En 1969 est créé un fichier informatique de la police judiciaire française que l’on appelle le Fichier des personnes recherchées (FPR). Il est sous la responsabilité du ministère de l’Intérieur et comprend plus de 400 000 noms. Depuis la convention de Schengen en 1995, ce fichage est européen.

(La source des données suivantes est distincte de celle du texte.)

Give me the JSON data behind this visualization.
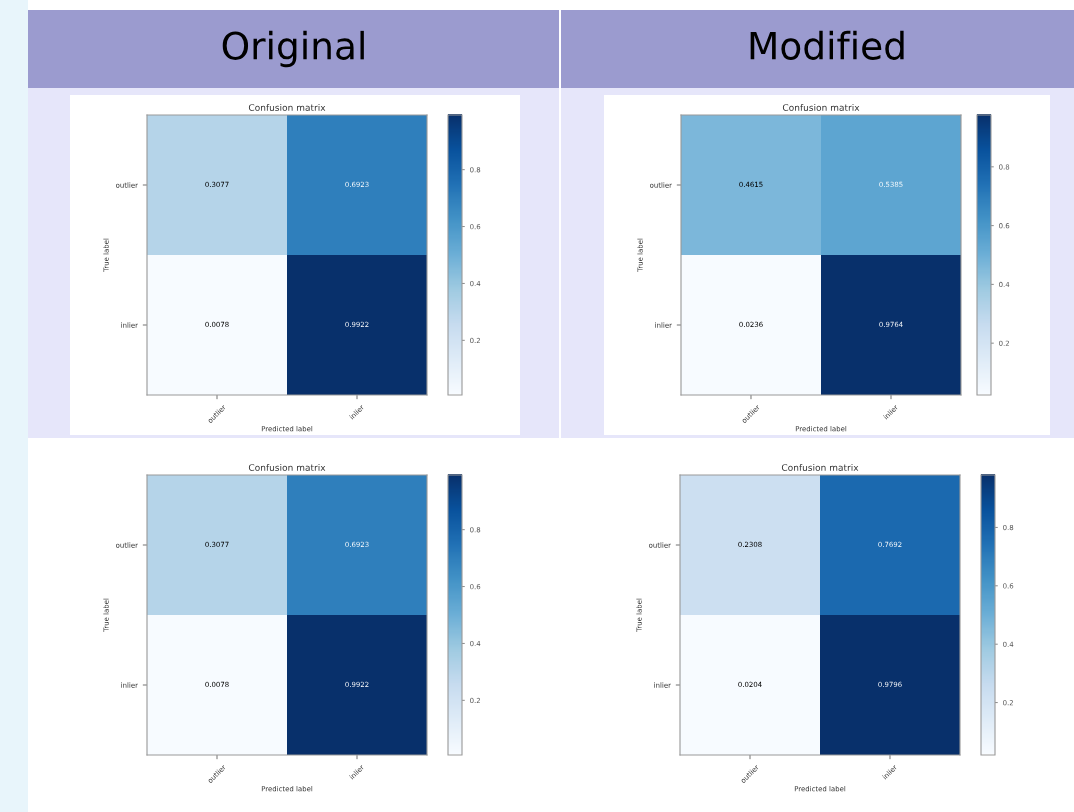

Bien sûr, ces milliers de personnes n’apparaissent pas toutes dans ce fichier pour terrorisme, loin de là. En réalité, le FPR est organisé en 21 sous-fichiers classés par motif de recherche, et auxquels ont été attribuées des lettres pour les identifier. Le fichier S correspond ainsi aux personnes recherchées pour « sûreté de l’Etat ». Voici, selon la CNIL, quelques exemples de ces sous-fichiers :
-« E » : Police générale des étrangers
-« IT » : Interdiction du territoire
-« R » : Opposition à résidence en France
-« TE » : Opposition à l’entrée en France
-« M » : Mineurs fugueurs
-« V » : Evadés
-« S » : Sûreté de l’Etat
-« PJ » : Recherches de police judiciaire
-« T » : Débiteurs envers le Trésor
Combien de personnes sont concernées ?
Le sous-fichier S recensait 5 000 personnes en 2012 selon Sud Ouest. Aujourd’hui, il en compterait près de 10 000 selon Jean-Jacques Urvoas, président de la commission des lois de l’Assemblée nationale, et jusqu’à 20 000 selon Le Parisien. Le ministère de l’Intérieur ne souhaite pas divulguer ces chiffres, même si Manuel Valls a parlé ce matin sur RTL de « 10 500 fiches S ».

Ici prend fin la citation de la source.